Growing up as children in Indonesia, we were taught that our country is a rich nation. Our school textbooks and teachers filled our heads with pride, telling us about gold, coal, and more. We grew up believing it that all of that was a gift from God. But the real question is: To whom is this really a blessing?
Truth is that this land has never been truly ours. It has been sold over and over again to those who don’t even live here, to those who see natural resources as numbers on a profit report, to those who preach economic growth while their own people are suffering. And in the end, these lands are left with nothing but scars and wounds.
In the past, our land was seized by a colonial law called Domein Verklaring, which states that everything we cannot prove as ours will belong to “them”.1 However, while colonial ruling passed, this rule did not. It just changed its name. Under the pretext of being “controlled by the state for the prosperity of the people,” our lands are continually taken, transferred and sold through business agreements and contracts. We call it “corporate colonialism”. Deals are made behind closed doors, in meetings where the people who actually own the land are never involved. What we used to call colonialism, is now call “investment”. Companies come, stake their claim, and seize what isn’t theirs. The police, who are supposed to protect the people, stand with the elites. Those who defend their own land are treated as criminals, as the economic and political interests of the state favor companies over local communities. Any protest against land grabbing, is met with violence. Bullets fly, blood is shed, and cries of resistance are met with violence. Meanwhile, companies and the state sit side by side, benefiting from what they grab.

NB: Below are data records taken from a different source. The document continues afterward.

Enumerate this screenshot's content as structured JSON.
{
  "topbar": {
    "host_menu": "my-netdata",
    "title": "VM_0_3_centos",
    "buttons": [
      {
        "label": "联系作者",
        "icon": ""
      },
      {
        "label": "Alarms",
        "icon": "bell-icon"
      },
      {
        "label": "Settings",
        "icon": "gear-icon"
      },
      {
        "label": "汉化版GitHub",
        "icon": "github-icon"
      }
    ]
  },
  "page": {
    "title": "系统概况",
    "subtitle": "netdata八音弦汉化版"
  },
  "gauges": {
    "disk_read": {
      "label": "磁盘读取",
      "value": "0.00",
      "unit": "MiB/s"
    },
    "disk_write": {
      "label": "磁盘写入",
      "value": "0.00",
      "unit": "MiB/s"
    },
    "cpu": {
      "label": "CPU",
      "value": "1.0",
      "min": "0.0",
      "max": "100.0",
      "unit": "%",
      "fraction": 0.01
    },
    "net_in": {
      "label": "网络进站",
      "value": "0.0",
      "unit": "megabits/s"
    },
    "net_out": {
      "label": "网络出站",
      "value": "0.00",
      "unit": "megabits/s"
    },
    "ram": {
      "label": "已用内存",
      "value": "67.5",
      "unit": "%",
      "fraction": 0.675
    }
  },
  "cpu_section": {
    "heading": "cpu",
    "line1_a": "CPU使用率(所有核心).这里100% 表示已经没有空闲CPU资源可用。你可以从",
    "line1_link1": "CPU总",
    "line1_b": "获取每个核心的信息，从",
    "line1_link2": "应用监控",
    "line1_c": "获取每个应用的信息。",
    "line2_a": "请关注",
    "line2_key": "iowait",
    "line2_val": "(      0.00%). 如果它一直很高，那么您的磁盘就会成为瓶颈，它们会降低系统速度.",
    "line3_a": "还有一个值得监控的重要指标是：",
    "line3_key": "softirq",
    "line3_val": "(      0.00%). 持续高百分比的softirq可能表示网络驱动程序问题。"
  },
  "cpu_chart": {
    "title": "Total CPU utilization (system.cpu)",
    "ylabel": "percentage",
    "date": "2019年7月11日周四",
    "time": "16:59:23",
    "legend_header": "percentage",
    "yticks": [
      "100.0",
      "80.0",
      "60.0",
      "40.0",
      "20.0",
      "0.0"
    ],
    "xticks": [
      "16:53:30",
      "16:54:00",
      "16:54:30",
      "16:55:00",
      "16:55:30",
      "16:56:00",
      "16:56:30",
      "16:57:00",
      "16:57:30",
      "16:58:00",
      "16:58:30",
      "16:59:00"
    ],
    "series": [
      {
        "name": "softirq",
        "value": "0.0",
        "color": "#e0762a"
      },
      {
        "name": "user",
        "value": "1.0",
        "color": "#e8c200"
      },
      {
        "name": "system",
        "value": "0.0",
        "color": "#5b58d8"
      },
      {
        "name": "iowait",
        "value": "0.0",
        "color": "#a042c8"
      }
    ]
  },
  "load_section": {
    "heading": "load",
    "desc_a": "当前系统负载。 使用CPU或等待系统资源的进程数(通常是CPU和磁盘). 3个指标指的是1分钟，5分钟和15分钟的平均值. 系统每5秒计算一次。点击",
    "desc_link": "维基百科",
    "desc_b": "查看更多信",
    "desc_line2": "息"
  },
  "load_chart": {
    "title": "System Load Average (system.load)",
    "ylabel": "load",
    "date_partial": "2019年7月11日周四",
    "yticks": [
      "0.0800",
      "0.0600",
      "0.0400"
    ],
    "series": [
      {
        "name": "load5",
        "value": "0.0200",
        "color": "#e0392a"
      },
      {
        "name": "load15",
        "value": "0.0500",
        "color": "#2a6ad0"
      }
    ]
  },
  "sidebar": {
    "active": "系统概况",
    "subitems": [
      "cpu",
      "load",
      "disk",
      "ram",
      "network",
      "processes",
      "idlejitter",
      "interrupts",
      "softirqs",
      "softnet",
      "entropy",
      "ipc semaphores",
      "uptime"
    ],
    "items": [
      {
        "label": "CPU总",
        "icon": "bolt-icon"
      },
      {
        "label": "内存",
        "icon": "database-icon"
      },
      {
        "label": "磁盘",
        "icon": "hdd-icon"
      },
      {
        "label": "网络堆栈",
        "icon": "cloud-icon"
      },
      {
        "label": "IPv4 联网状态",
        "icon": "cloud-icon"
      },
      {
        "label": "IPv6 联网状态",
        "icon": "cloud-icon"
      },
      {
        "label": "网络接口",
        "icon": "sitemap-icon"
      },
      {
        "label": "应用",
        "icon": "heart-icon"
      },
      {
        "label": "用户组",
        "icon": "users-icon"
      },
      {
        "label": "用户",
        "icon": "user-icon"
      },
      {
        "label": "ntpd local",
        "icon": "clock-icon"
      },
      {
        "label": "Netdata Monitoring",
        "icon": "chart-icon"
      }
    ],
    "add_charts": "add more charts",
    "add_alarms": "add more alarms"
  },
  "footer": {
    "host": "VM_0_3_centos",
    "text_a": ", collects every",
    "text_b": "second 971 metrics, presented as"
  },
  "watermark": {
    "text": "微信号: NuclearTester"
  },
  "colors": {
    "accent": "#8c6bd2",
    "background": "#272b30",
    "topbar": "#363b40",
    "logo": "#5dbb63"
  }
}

Our ocean sand is now dredged and sold.2 What was once boundless sea is now divided, owned, and traded. Fishermen who have lived off these waters for generations are pushed out. What is left is destruction. In Papua, mineral resources are extracted and gold is dredged. Yet education, electricity, and healthcare are still luxury goods in this so-called rich land. In Kalimantan, Indigenous territories are seized because land certificates are seen as more legitimate than the territorial boundaries passed down through generations. This is called “National Strategic Projects”. They call it “food estate”, but all that happens is eviction, loss, and destruction.3
However, they do not operate alone. Behind it all, there are institutions that provide financial support to companies that are involved in land grabbing. With the investments they provide, such companies are then able to expand their operations, displace communities, and make huge profits.4 While the banks don’t fire the bullets or mobilize the authorities, they play a role in each of these activities.
In addition, academic institutions in Indonesia that are meant to “illuminate” minds are now digging up the earth for profit.5 And even religious institutions, once the voice of morality, are also holding the right to exploit now.6 They have bowed down to profit and capital. They sell coals and minerals.
Until It Became Personal
It’s easy to talk about climate injustice from a distance. Until three weeks ago, it wasn’t just another headline for me. It became my reality. The house of my family was flooded.7 Water seeped into everything, ruining furniture, soaking clothes, bed, vehicles; everything. My parents stayed awake all night, exhausted but unable to sleep. Even sitting was impossible because there was no dry place left.
Yet, I realized one thing: I was still privileged. Our house wasn’t washed away. We could still clean the mud. But then, I couldn’t stop wondering, what about those who weren’t as lucky this time as we? What about those who lost not just their belongings, but their land, their rights, their future? What about those who had no choice but to wait, hoping the water will recede, without knowing when or if anyone even cared? What about the animals that also drowned in the floods?
We condemn colonialism in the preamble of our national constitution, yet we fail to see that we actually continue thinking in the same way, perceiving the land in terms of what we can take from it.
We are No Different
We have been so busy mining, drilling, and dredging that we have forgotten this land was never ours to exploit. We have severed our connection to the earth, treating it as nothing more than a provider for profit. And then, we are surprised: Why are the floods getting worse? Why do landslides strike without warning? Why do more planes crash due to bird strikes? As if we don’t already know the answers.
Yet here we are, watching people drown while saying, “Well, that’s life.” People even say that religion tells us to be patient, to endure, to believe that everything happens for a reason.
But if faith means anything, it is that we cannot be silent. Faith is not blind acceptance. Faith is action. In fact, there are many stories in the Bible about God standing with the oppressed. Jesus was not silent when the temple became a den of corruption. He started a disturbance by overturning the tables! Faith is rebellion. Faith is refusing to stand idly by as the land grows sicker. Faith means resisting to accept a broken system as something that cannot be changed. Faith means believing that things can be different and fighting to make them different.
Shame and guilt are not enough. We can regret the past, but that will not dry a sinking house. We can cry over a fallen tree, but that will not bring back the forests we have lost. Nature does not need us to protect it, nature has never been the problem. We are.
That night, when I heard my family had to endure the flood, I realized one thing: we always think disaster is something that happens to other people. Until one day, it knocks on our own door. And when it does, we realize that we pretend not knowing. Yet, we know. And we cannot stay silent and accept it.